Return

Pattern: Observability

Cloud native distributed systems require constant insight into the behavior of all running services in order to understand the system’s behavior and to predict potential problems or incidents

Observability

Teams are moving to MS, and there are more and more pieces—the number of components is growing. Traditional responsive monitoring cannot recognize service failures.

In This Context

Traditional systems practice assumes the goal is for every system to be 100% up and running, so monitoring is reactive—i.e., aiming to ensure nothing has happened to any of these components. It alerts when a problem occurs. In traditional monitoring if a server fails, you will have an event; response, even if automatic, is manually triggered. This assumption is not valid for distributed systems.

A distributed system is by definition not 100% stable—when you have so many pieces, some of them will go up and down at random times.
Resilience is built into the system to handle the assumption that eventually everything in the system will go down at some point.
The number of components is always increasing while the number of people working on the application remains reasonably stable.
Always a cost: if you get something, you must pay for it in some way.

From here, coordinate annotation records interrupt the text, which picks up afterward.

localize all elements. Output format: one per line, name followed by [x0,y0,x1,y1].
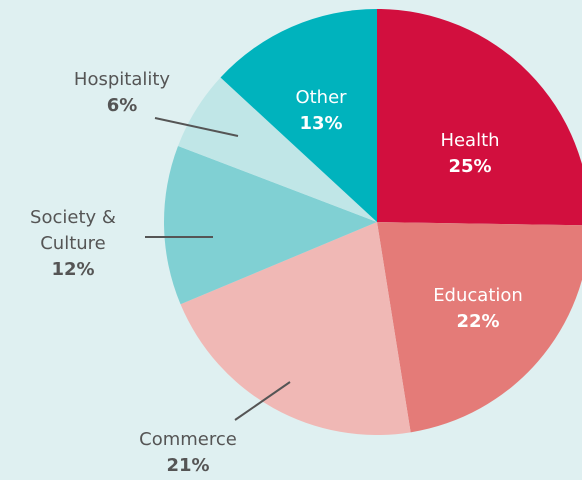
value-label: 22% [456,311,499,332]
pie-slice [178,77,377,222]
leader-line [154,117,239,137]
value-label: 6% [107,95,138,116]
pie-slice [180,222,411,435]
category-label: Society & Culture [30,207,116,254]
category-label: Commerce [139,429,237,450]
pie-slice [377,222,582,433]
pie-slice [164,145,377,305]
value-label: 21% [166,455,209,476]
category-label: Hospitality [74,69,171,90]
value-label: 13% [299,113,342,134]
value-label: 25% [448,156,491,177]
category-label: Education [433,285,523,306]
value-label: 12% [51,259,94,280]
category-label: Other [295,87,347,108]
pie-slice [377,9,582,226]
pie-slice [220,9,377,222]
leader-line [234,381,291,421]
category-label: Health [440,130,499,151]
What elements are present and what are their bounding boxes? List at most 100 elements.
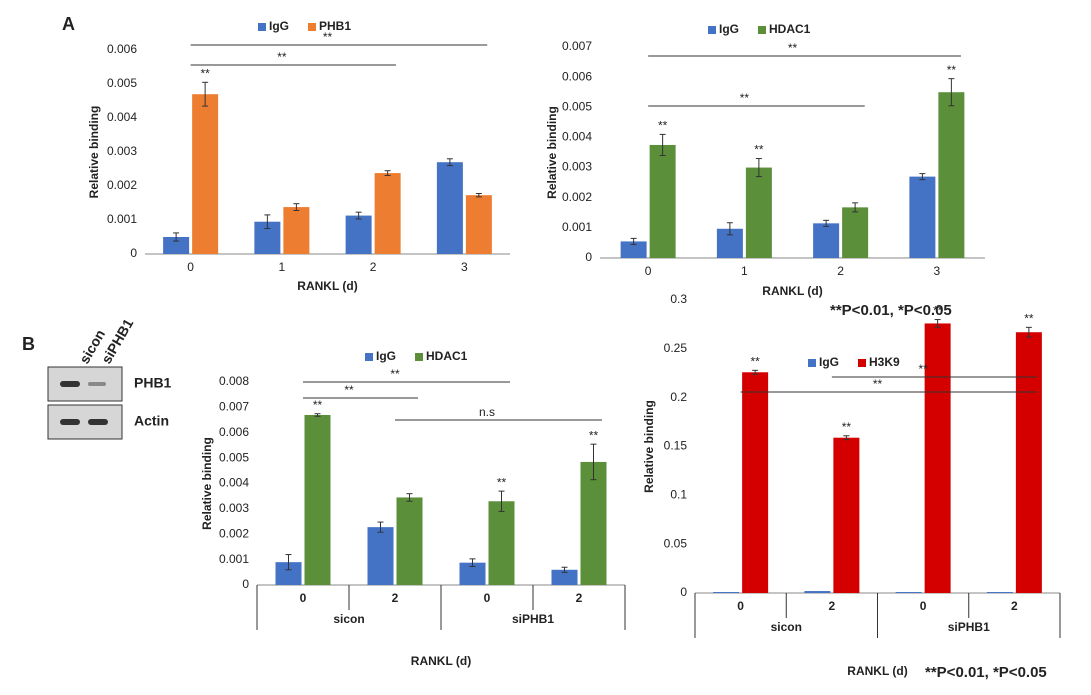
legend-label: PHB1 — [319, 19, 351, 33]
bar — [345, 215, 372, 254]
bracket-label: ** — [740, 91, 750, 105]
y-tick-label: 0.006 — [219, 425, 249, 439]
y-tick-label: 0.2 — [670, 390, 687, 404]
x-axis-label: RANKL (d) — [762, 284, 822, 298]
y-tick-label: 0.05 — [664, 536, 688, 550]
significance-label: ** — [750, 354, 760, 368]
bar — [713, 592, 740, 593]
legend-swatch — [808, 359, 816, 367]
significance-label: ** — [200, 66, 210, 80]
bracket-label: ** — [323, 30, 333, 44]
bar — [1015, 332, 1042, 593]
legend-label: IgG — [719, 22, 739, 36]
y-tick-label: 0.008 — [219, 374, 249, 388]
panel-label: A — [62, 14, 75, 34]
y-tick-label: 0.25 — [664, 341, 688, 355]
x-tick-label: 0 — [920, 599, 927, 613]
blot-box — [47, 366, 123, 402]
legend-label: H3K9 — [869, 355, 900, 369]
y-tick-label: 0.004 — [107, 110, 137, 124]
bar — [938, 92, 965, 258]
x-tick-label: 1 — [279, 260, 286, 274]
significance-label: ** — [933, 304, 943, 318]
x-tick-label: 2 — [837, 264, 844, 278]
y-tick-label: 0.15 — [664, 439, 688, 453]
legend-swatch — [258, 23, 266, 31]
bar — [367, 527, 394, 585]
y-tick-label: 0.007 — [562, 39, 592, 53]
y-tick-label: 0.005 — [219, 450, 249, 464]
significance-note: **P<0.01, *P<0.05 — [925, 664, 1047, 681]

Here it is complexity, and you must manage it.
Manual response is never fast enough in a cloud native system.

Therefore

Put in logging, tracing, alerting, and metrics to always collect information about all the running services in a system.

Switch from a centrally planned system to distributed self-governing system.
Continually analyze availability of services and behavioral trends of the individual services and entire system.
Instead of focusing on specific pieces of hardware, focus on functional behavior of components.
Consistently collect as many metrics as possible.
Analyze the trends.
Create an interface to make system state accessible to all stakeholders: anyone involved in system maintenance or development who needs to understand the system at any given time must be able to observe the system’s behavior.

Consequently

There is a continuous overview of the state of the system, visible to anyone for whom this is relevant information.

Analytics and proactive monitoring can be used to discover trends, which can be used to predict failure.
Any response to a single specific failure is extremely difficult.